In April 2017, the Adelaide ship docked in Ixtapa, Mexico, where abortion procedures were illegal in much of the country. To administer the procedures, the crew ferried the women seeking abortions from Mexico's Pacific coast to the international waters, where Mexican criminal law was not in effect for the ship.

==Documentary==
In 2014 Vessel, a documentary by Diana Whitten focusing on Women on Waves, premiered at the SXSW Film Festival in Austin, Texas, where it won the Best Documentary Feature audience and special jury awards. 'Vessel' was received fairly positively by critics and audiences. Courtney Small of Cinema Axis called it an "electrifying" look at Gomperts' operation and Ben Kenigsberg of the New York Times called it an "unabashed work of advocacy." The Hollywood Reporter's review said it was unlikely to change audience's opinions on abortion, but called it a moving film. It has a Metacritic Metascore of 68.

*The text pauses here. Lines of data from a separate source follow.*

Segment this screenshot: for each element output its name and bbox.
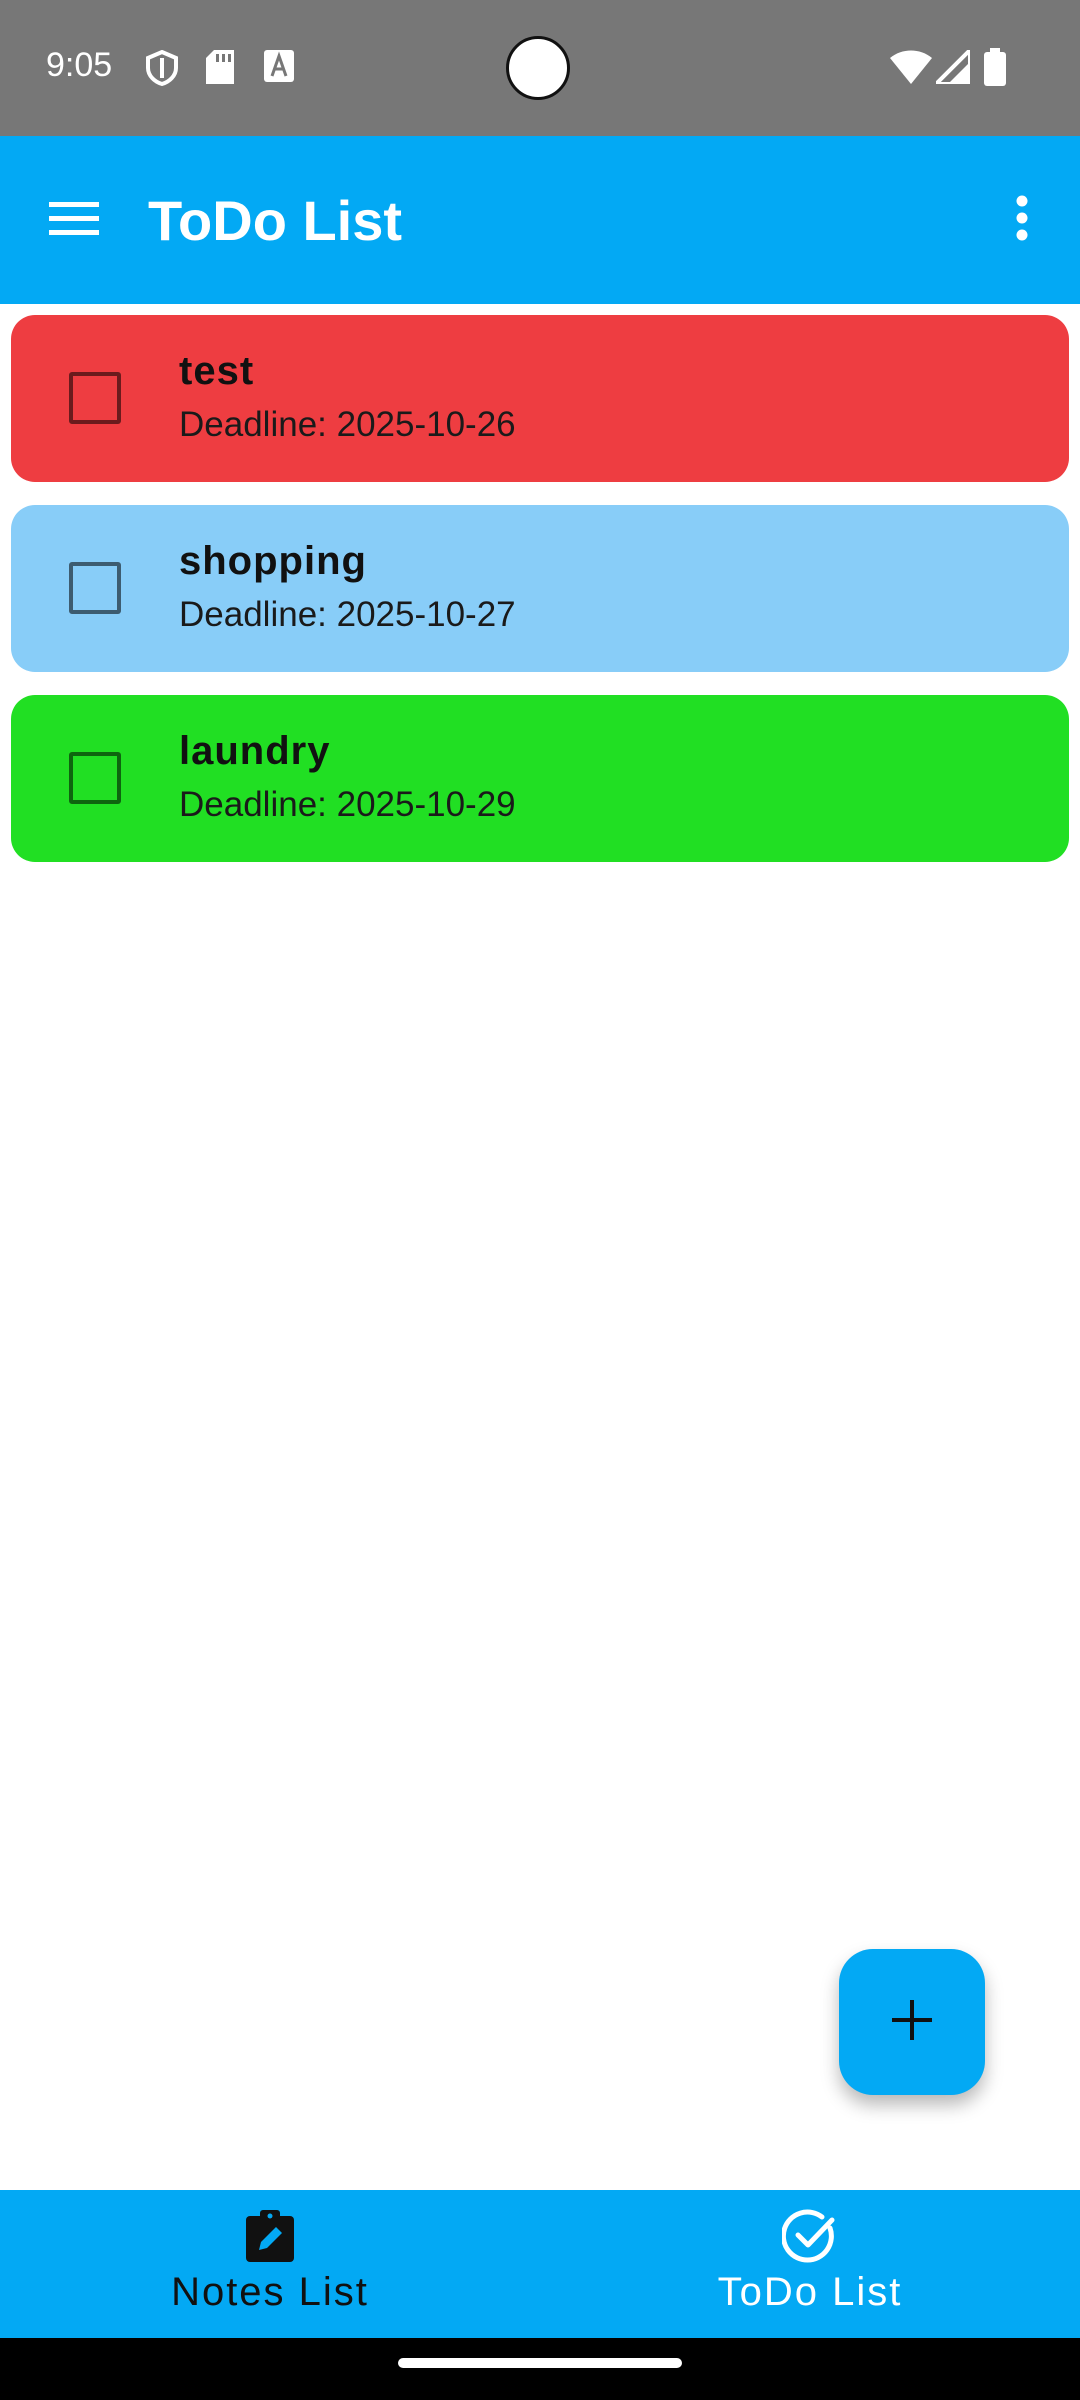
- camera-cutout: [506, 36, 570, 100]
- todo-title: test: [179, 349, 255, 393]
- todo-checkbox[interactable]: [69, 752, 121, 804]
- app-bar: ToDo List: [0, 136, 1080, 304]
- sd-card-icon: [206, 50, 234, 89]
- wifi-icon: [890, 50, 932, 89]
- overflow-menu-button[interactable]: [992, 186, 1052, 254]
- todo-item[interactable]: laundry Deadline: 2025-10-29: [11, 695, 1069, 862]
- more-vert-icon: [1015, 195, 1029, 246]
- home-gesture-handle[interactable]: [398, 2358, 682, 2368]
- system-navigation-bar: [0, 2338, 1080, 2400]
- phone-screen: 9:05 ToDo List test Deadline: 2025-10-26…: [0, 0, 1080, 2400]
- bottom-navigation: Notes List ToDo List: [0, 2190, 1080, 2338]
- todo-title: laundry: [179, 729, 331, 773]
- nav-label: Notes List: [171, 2270, 369, 2314]
- hamburger-menu-icon: [49, 200, 99, 241]
- status-time: 9:05: [46, 46, 113, 84]
- todo-item[interactable]: shopping Deadline: 2025-10-27: [11, 505, 1069, 672]
- nav-item-todo-list[interactable]: ToDo List: [540, 2190, 1080, 2338]
- status-bar: 9:05: [0, 0, 1080, 136]
- todo-deadline: Deadline: 2025-10-26: [179, 405, 516, 444]
- plus-icon: [892, 1999, 932, 2045]
- signal-icon: [931, 45, 972, 89]
- todo-checkbox[interactable]: [69, 562, 121, 614]
- check-circle-icon: [780, 2208, 838, 2264]
- todo-deadline: Deadline: 2025-10-29: [179, 785, 516, 824]
- clipboard-edit-icon: [242, 2208, 298, 2264]
- todo-list: test Deadline: 2025-10-26 shopping Deadl…: [11, 315, 1069, 885]
- todo-title: shopping: [179, 539, 367, 583]
- page-title: ToDo List: [148, 189, 403, 252]
- font-a-icon: [264, 50, 294, 87]
- battery-icon: [984, 48, 1006, 91]
- shield-icon: [146, 49, 178, 91]
- todo-item[interactable]: test Deadline: 2025-10-26: [11, 315, 1069, 482]
- add-todo-button[interactable]: [839, 1949, 985, 2095]
- nav-item-notes-list[interactable]: Notes List: [0, 2190, 540, 2338]
- todo-checkbox[interactable]: [69, 372, 121, 424]
- nav-label: ToDo List: [717, 2270, 903, 2314]
- todo-deadline: Deadline: 2025-10-27: [179, 595, 516, 634]
- menu-button[interactable]: [36, 186, 112, 254]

The film has garnered multiple other awards including the Audience Award for Documentary in Competition and a Special Jury Award for Political Courage.

== Feminist activism ==
In an academic article published in Signs: Journal of Women in Culture and Society, Carrie Lambert-Beatty claims that "the vessel [is] one of the most audacious instances of feminist activism in recent memory."